Drinking water safety in haematology units: an under‑recognised infection risk?

I've put together this blog in preparation for today's Insight Webinar with Dr Jessica Martin, all about water hygiene!

Water systems are a recognised source of healthcare associated infection, particularly in augmented care settings. IPC attention has traditionally focused on sinks, drains, and showers, yet far less scrutiny has been given to a routine exposure: the water patients are encouraged to drink.

A recent research letter in the British Journal of Heamotology  questions whether current approaches to drinking water provision for haematopoietic stem cell transplant (HSCT) patients are sufficiently evidence‑based, consistent, and risk‑informed.

Why ingestion matters

HSCT recipients are highly susceptible to opportunistic waterborne pathogens, including Pseudomonas aeruginosa, non‑tuberculous mycobacteria, and Stenotrophomonas maltophilia. While inhalation and contact routes are well recognised, ingestion is also a relevant route of exposure in immunocompromised patients.

The paper also highlights the potential interaction between drinking water and the gut microbiome, increasingly linked to transplant outcomes. Despite this, the clinical impact of healthcare acquired waterborne organisms on gut microbial diversity remains poorly understood.

Drinking water therefore intersects infection risk, antimicrobial resistance, and host susceptibility, yet is rarely considered explicitly within IPC risk assessments.

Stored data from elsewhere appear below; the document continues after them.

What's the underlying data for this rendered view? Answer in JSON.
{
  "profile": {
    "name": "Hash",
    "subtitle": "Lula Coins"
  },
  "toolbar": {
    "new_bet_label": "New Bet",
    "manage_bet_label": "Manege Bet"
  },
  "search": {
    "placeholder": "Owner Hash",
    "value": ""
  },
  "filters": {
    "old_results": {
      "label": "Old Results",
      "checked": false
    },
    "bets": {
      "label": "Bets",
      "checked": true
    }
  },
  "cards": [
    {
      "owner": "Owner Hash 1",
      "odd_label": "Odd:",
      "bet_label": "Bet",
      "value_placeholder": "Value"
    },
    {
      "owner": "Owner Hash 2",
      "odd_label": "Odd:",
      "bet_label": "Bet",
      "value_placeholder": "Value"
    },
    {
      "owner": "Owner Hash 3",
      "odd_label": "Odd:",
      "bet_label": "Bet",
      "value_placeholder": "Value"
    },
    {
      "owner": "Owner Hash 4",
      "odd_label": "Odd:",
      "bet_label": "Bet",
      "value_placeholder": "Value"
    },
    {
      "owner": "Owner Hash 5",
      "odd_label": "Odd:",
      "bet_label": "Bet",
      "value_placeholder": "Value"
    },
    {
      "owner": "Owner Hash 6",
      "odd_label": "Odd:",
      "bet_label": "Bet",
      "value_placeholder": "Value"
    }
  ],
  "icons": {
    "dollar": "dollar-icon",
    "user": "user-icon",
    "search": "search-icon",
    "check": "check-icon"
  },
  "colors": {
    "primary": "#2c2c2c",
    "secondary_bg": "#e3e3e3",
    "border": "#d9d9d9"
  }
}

Variation in practice reflects uncertainty

In the absence of clear national guidance, the authors surveyed UK allogeneic HSCT centres and identified marked variation in practice, including:

• Unfiltered tap water
• Filtered tap water, often with unclear sterilising performance
• Cooled boiled water
• Bottled water

Post‑discharge advice was similarly inconsistent, most commonly recommending tap water.

No centres reported confirmed waterborne infections. However, the authors emphasise that current surveillance systems are poorly suited to detecting sporadic, ingestion‑related transmission, particularly outside outbreak settings. Absence of reported infection should not be interpreted as evidence of safety.

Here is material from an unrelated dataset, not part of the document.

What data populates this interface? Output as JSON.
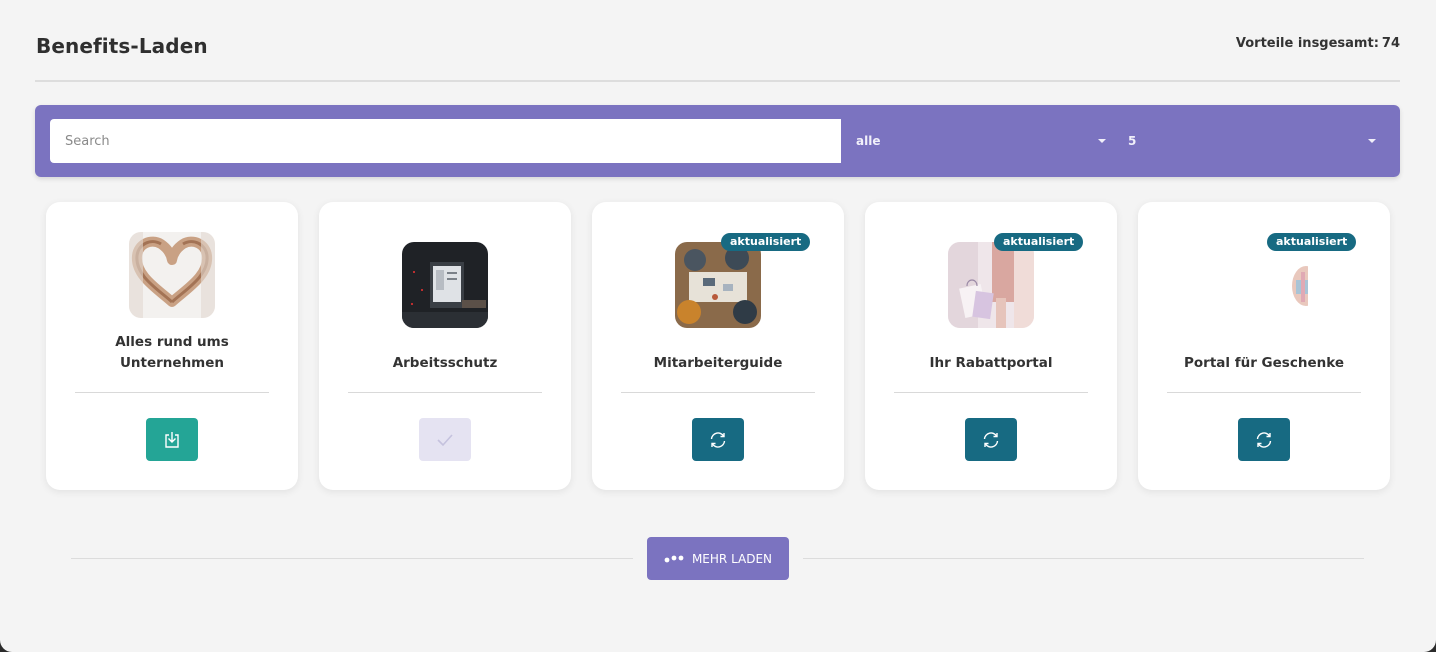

Surveillance limitations and false reassurance

Routine water monitoring typically focuses on Legionella spp. and P. aeruginosa, often using infrequent sampling. While appropriate for system level assurance, this may provide false reassurance for highly immunocompromised patients.

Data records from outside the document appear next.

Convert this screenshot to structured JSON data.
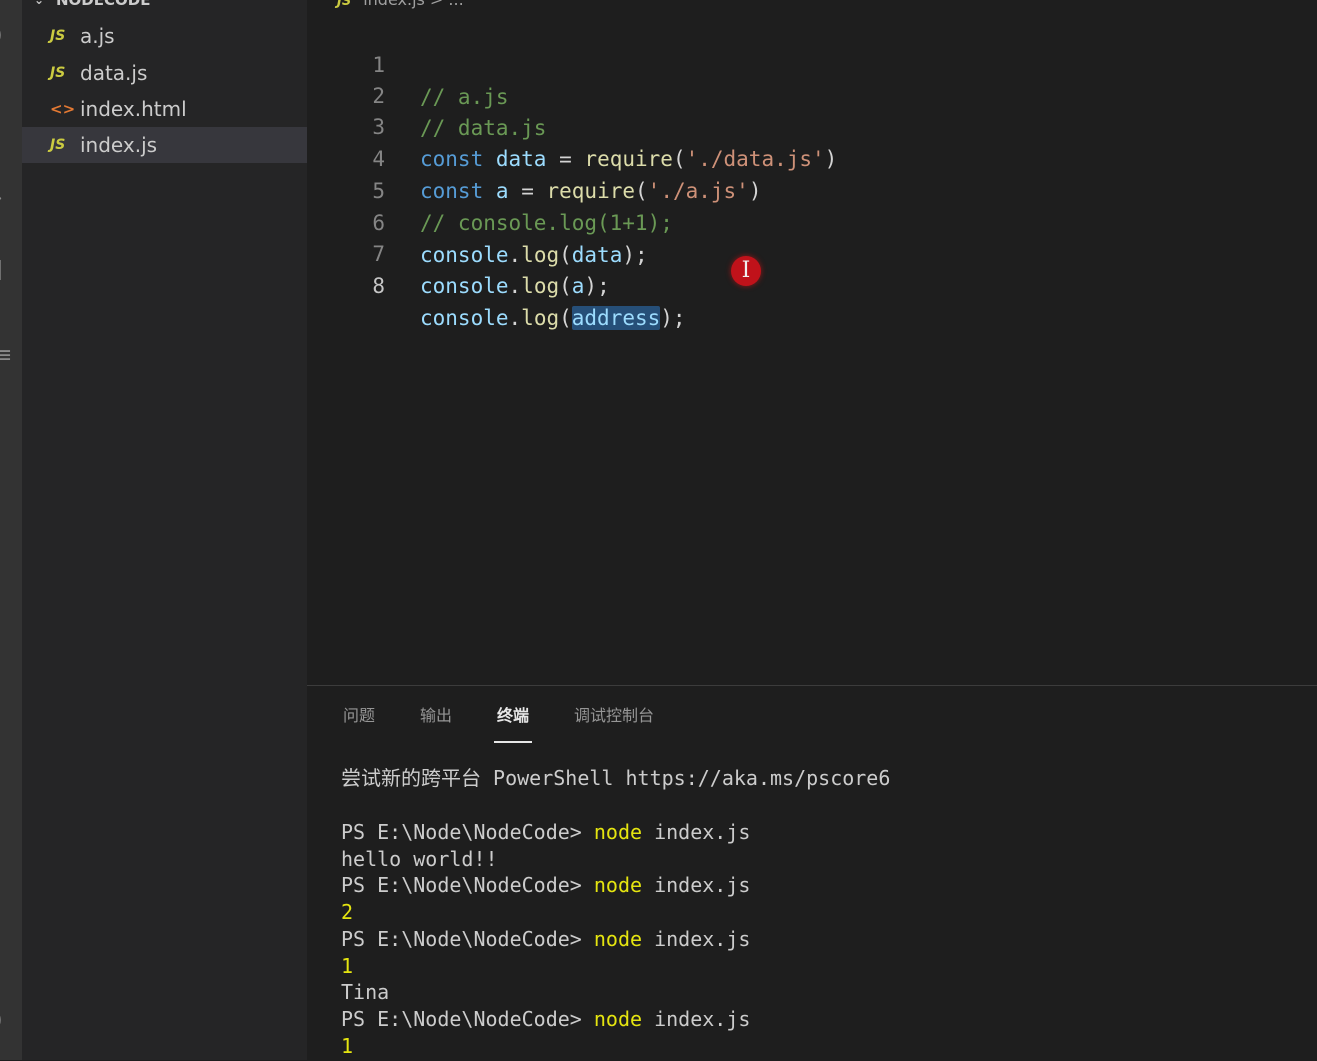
{
  "sidebar": {
    "folder_name": "NODECODE",
    "files": [
      {
        "icon": "JS",
        "name": "a.js"
      },
      {
        "icon": "JS",
        "name": "data.js"
      },
      {
        "icon": "<>",
        "name": "index.html"
      },
      {
        "icon": "JS",
        "name": "index.js"
      }
    ]
  },
  "breadcrumb": {
    "icon": "JS",
    "path": "index.js > ..."
  },
  "editor": {
    "line_numbers": [
      "1",
      "2",
      "3",
      "4",
      "5",
      "6",
      "7",
      "8"
    ],
    "lines": [
      {
        "comment": "// a.js"
      },
      {
        "comment": "// data.js"
      },
      {
        "kw": "const",
        "var": "data",
        "op": "=",
        "fn": "require",
        "open": "(",
        "str": "'./data.js'",
        "close": ")"
      },
      {
        "kw": "const",
        "var": "a",
        "op": "=",
        "fn": "require",
        "open": "(",
        "str": "'./a.js'",
        "close": ")"
      },
      {
        "comment": "// console.log(1+1);"
      },
      {
        "obj": "console",
        "dot": ".",
        "fn": "log",
        "open": "(",
        "arg": "data",
        "close": ");"
      },
      {
        "obj": "console",
        "dot": ".",
        "fn": "log",
        "open": "(",
        "arg": "a",
        "close": ");"
      },
      {
        "obj": "console",
        "dot": ".",
        "fn": "log",
        "open": "(",
        "arg": "address",
        "close": ");"
      }
    ]
  },
  "panel": {
    "tabs": [
      "问题",
      "输出",
      "终端",
      "调试控制台"
    ],
    "active_tab": "终端"
  },
  "terminal": {
    "banner": "尝试新的跨平台 PowerShell https://aka.ms/pscore6",
    "prompt": "PS E:\\Node\\NodeCode> ",
    "command": "node",
    "argument": " index.js",
    "output_hello": "hello world!!",
    "output_2": "2",
    "output_1": "1",
    "output_tina": "Tina",
    "output_1b": "1"
  }
}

Low‑level contamination, biofilm persistence, and delayed presentation limit the sensitivity of standard surveillance models, raising the question of whether population level water standards adequately protect high‑risk groups.

Beyond the tap: the drinking water pathway

A key contribution of the paper is its focus on the entire drinking water pathway, rather than water quality alone. Risks may arise from:

• Outlets near sinks and wastewater sources
• Storage vessels such as jugs and cups
• Preparation and handling practices
• Re‑contamination during cooling or delivery

Even established mitigations, such as cooled boiled water, introduce additional risks, including staff workload, scald injury, poor palatability, reduced intake, and opportunities for contamination.

Implications for IPC

While the authors stop short of prescriptive guidance, their findings have several important implications for IPC teams:

• Drinking water should be explicitly included in IPC risk assessments for HSCT and other highly immunocompromised patients.
• Variation in practice reflects unresolved risk, rather than local optimisation.
• Routine surveillance may not detect clinically relevant exposure, reinforcing the need for precautionary, risk‑based approaches.
• Engineering controls, such as dedicated drinking water outlets with sterilising‑grade filtration away from sinks, may reduce risk but require careful consideration of feasibility and sustainability.
• End‑to‑end pathways matter, including storage, handling, and patient delivery, not just outlet water quality.

These findings support a move away from ad‑hoc local solutions towards coordinated, multidisciplinary decision‑making.